Did you recognise the Emperor of China's own wisdom?   Faced with hopeless confusion among his expert councillors,  he accepts the bright idea of a little boy,  observing,  "A small stone can sometimes break a large jar".   When the old men laugh at the boy's strange expeditionary force,  he comments,  "Wait and see:  beards sometimes grow before eyebrows".   At the end of the story he draws his own conclusion about wisdom:  "Truly,  wisdom is not always with the wise.   Come boy,  there is much yet for you to do."   This ruler is himself a wise man.   When he can see a challenge beyond the expertise of his old councillors he is willing to venture outside what has worked in the past,  ready to trust the very survival of his kingdom to the risky,  outside-the-square ideas of a bright young person,  and he intends to go on doing so after the crisis is over.

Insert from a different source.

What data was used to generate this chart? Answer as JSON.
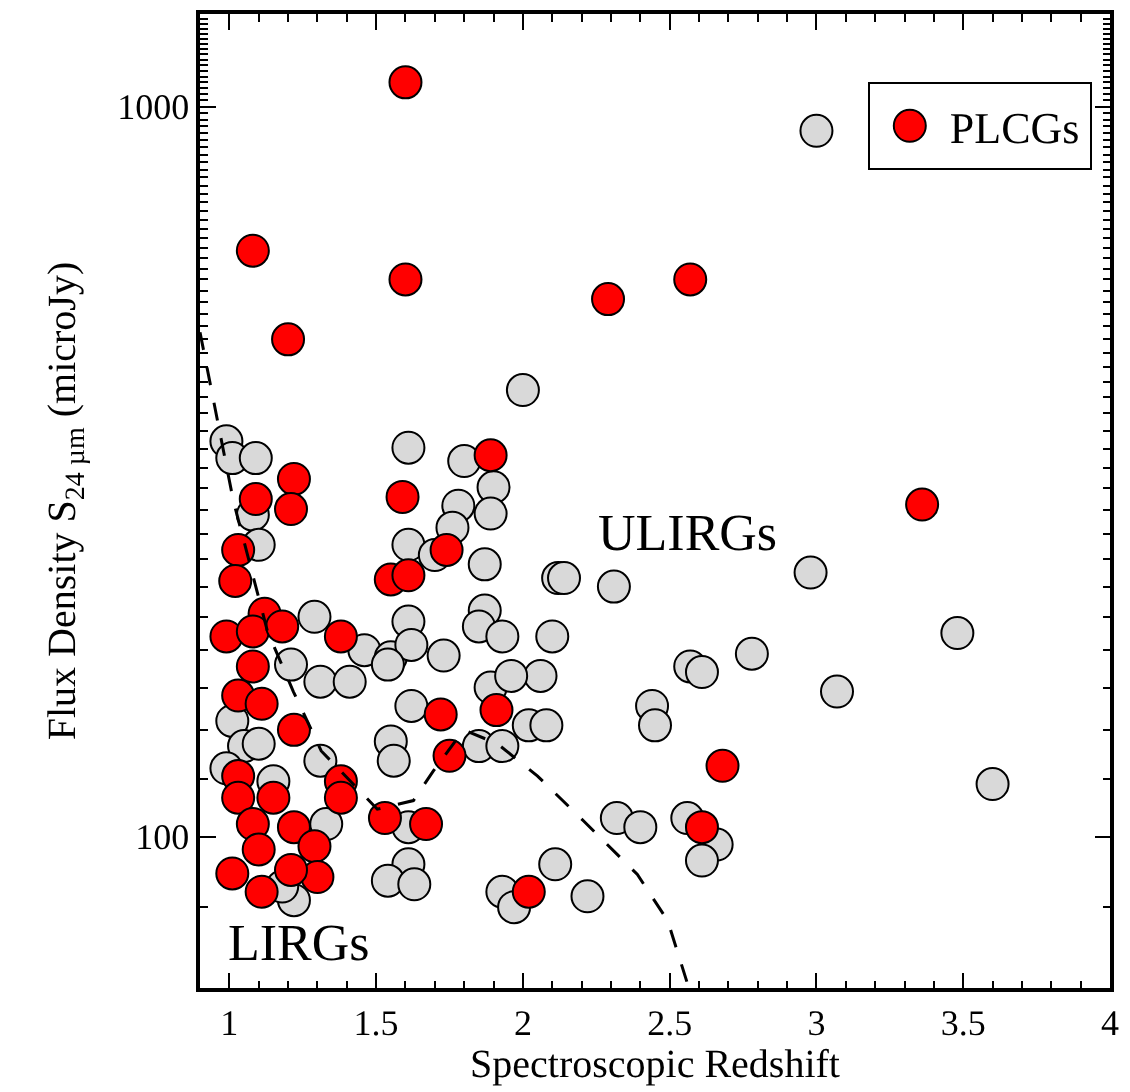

Let me finish with words given to a simple peasant woman in Luke's Gospel,  words in which she expresses her new vision of a world in God's hands,  now that she knows she is going to bring a precious child to birth.   Can this be your vision,  your steadfast hope and your defence too,  against our legitimate fears of future failure and human mortality?   Set this joyous song  --  of hope for liberation and of trust  --  against the story of the fooling of King Alexander.

"My spirit rejoices in God my saviour for he has shown consideration for the lowly status of his servant.   His mercy will come to generation after generation of those who respect him.   He has shown the strength of his arm,  he has put the proud and arrogant to flight,  he has pulled the mighty down from their thrones and exalted the lowly,  he has sent the rich away empty.   He has come to the aid of his servant people,  Israel,  remembering his mercy,  as he did for our ancestors,  for Abraham,  and has continued to do for his descendants and will go on doing for ever."